Over to Malcolm Landgraab! I expect I will spell his surname incorrectly several times.
Decided to give his pool a little makeover before sending him out to check on his businesses.
Isabel: Tada!
Cute Braids Reporter: It sure is a stereo.
Malcolm: Yes, I know it’s an electronics store, so imagine how much you’ll be ahead of the game by buying a desk!
Bella: You’ve convinced me!
Over to Club Dante.
Mickey: So I heard you could hit me up with a TV?
Malcolm: That would be my other business, but you’re welcome to sit down and watch the one in here for the low, low price of $30 per hour.
The great thing about Club Dante is that it’s a very passive business. All Malcolm has to do is sit around and wait for the cash to roll in. So I make him build robots to pass the time.
Sure do hope that’s not anything important because I am aggressively ignoring it.
Dammit Malcolm.
Malcolm: SNARF SNARF GOBBLE GOBBLE.
Malcolm: I wanted to swim.
When your cold’s better.
Malcolm: My cold is better.
I didn’t see any notifications, so you’ll just have to wait.
In the meantime, here’s that fancy car you wanted.
And the drum kit.
Malcolm: Thanks.
I considered hiring another butler for Malcolm, but eh, he’s got enough staff that the only chore he needs to do is cooking. At least until he manages to make himself a Servo.
All right, Blossom?
Blossom: No.
Business is booming.
So I reward him by letting him get the creativity point he wants for his actual LTW job.
Malcolm: How is work a reward?
Do you want the skill point or not?
Malcolm: I want it.
Malcolm: But for future reference, this is a real reward!
Not for me, it isn’t!
Denise: Good thing we don’t care about you!
Gotta say, when I started playing my uberhoods, I did not have Denise pegged as a cougar.
Denise: Did someone say peg-
SHUT UP SHUT UP.
Malcolm: Victory dance!
He needed/wanted more creativity points for crime, so I got rid of one of the dining areas and plopped down a guitar instead so he could put on a gig.
Malcolm: Um, this was supposed to be a paid gig.
Malcolm: Hottest club in town.
Tank: It sure is!
Time to check on Malcolm’s third business!
Tom: I hope you’re not expecting me to work here after I graduate, I plan to be running my own businesses.

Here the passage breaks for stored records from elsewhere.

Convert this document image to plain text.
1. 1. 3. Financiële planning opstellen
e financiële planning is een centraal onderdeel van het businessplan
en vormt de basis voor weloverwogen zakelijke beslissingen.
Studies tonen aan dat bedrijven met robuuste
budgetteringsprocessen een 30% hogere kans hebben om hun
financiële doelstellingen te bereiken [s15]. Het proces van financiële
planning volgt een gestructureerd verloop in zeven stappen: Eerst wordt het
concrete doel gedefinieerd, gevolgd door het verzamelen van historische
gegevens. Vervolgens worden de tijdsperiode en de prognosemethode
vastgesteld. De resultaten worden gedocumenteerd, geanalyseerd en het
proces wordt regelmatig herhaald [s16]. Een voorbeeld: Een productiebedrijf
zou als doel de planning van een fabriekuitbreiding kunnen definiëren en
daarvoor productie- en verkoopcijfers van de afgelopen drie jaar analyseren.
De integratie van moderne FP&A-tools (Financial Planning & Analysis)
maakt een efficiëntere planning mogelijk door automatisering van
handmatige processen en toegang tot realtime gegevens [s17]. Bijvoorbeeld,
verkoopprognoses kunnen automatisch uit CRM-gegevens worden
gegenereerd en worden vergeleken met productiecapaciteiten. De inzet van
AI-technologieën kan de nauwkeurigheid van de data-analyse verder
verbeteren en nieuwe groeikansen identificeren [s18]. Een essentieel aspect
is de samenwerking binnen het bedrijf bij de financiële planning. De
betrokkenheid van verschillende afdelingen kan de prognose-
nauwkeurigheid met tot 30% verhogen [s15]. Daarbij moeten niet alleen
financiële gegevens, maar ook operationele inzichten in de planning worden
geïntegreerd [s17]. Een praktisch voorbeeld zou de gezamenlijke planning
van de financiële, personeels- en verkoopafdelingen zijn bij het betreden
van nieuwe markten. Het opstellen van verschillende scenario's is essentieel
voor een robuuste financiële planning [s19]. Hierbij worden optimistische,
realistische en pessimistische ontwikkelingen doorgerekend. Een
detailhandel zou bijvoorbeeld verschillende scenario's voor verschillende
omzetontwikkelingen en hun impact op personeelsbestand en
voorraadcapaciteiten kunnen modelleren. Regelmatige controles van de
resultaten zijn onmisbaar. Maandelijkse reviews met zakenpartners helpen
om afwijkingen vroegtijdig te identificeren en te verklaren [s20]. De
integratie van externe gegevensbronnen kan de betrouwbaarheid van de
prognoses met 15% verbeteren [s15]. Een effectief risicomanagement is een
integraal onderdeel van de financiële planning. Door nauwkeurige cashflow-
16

Well, we’ll see if you roll a new Aspiration or not.
The week is flying by and suddenly it’s Sunday? How? Anyway, Malcolm wanted a date and I decided to see if I could find him a lady more his own age because I know Denise doesn’t have long left, and this pretty Twikki Island lady popped up on the crystal ball as a possible match.
But alas, when Malcolm tried to take her to Londoste, she went all glitchy, oops! Oh well. Maybe someone else will take a liking to him when I play them.
In the meantime, I sent him out to Londoste anyway, where Albert Curious and Ginger Newson put on a live wrestling match for everybody’s entertainment.
Ginger: I’LL KILL YOU.
Albert: I’LL KILL YOU HARDER.
Family dinner, my treat.
AND THEN!
Burglar: Come on, you’re not even a real cop.
Paramedic: Doesn’t mean I can’t fuck you up.
And Malcolm got a reward, hooray!
Malcolm: I hope this doesn’t hurt my criminal career prospects.
If anything, it’s opened up a position for you.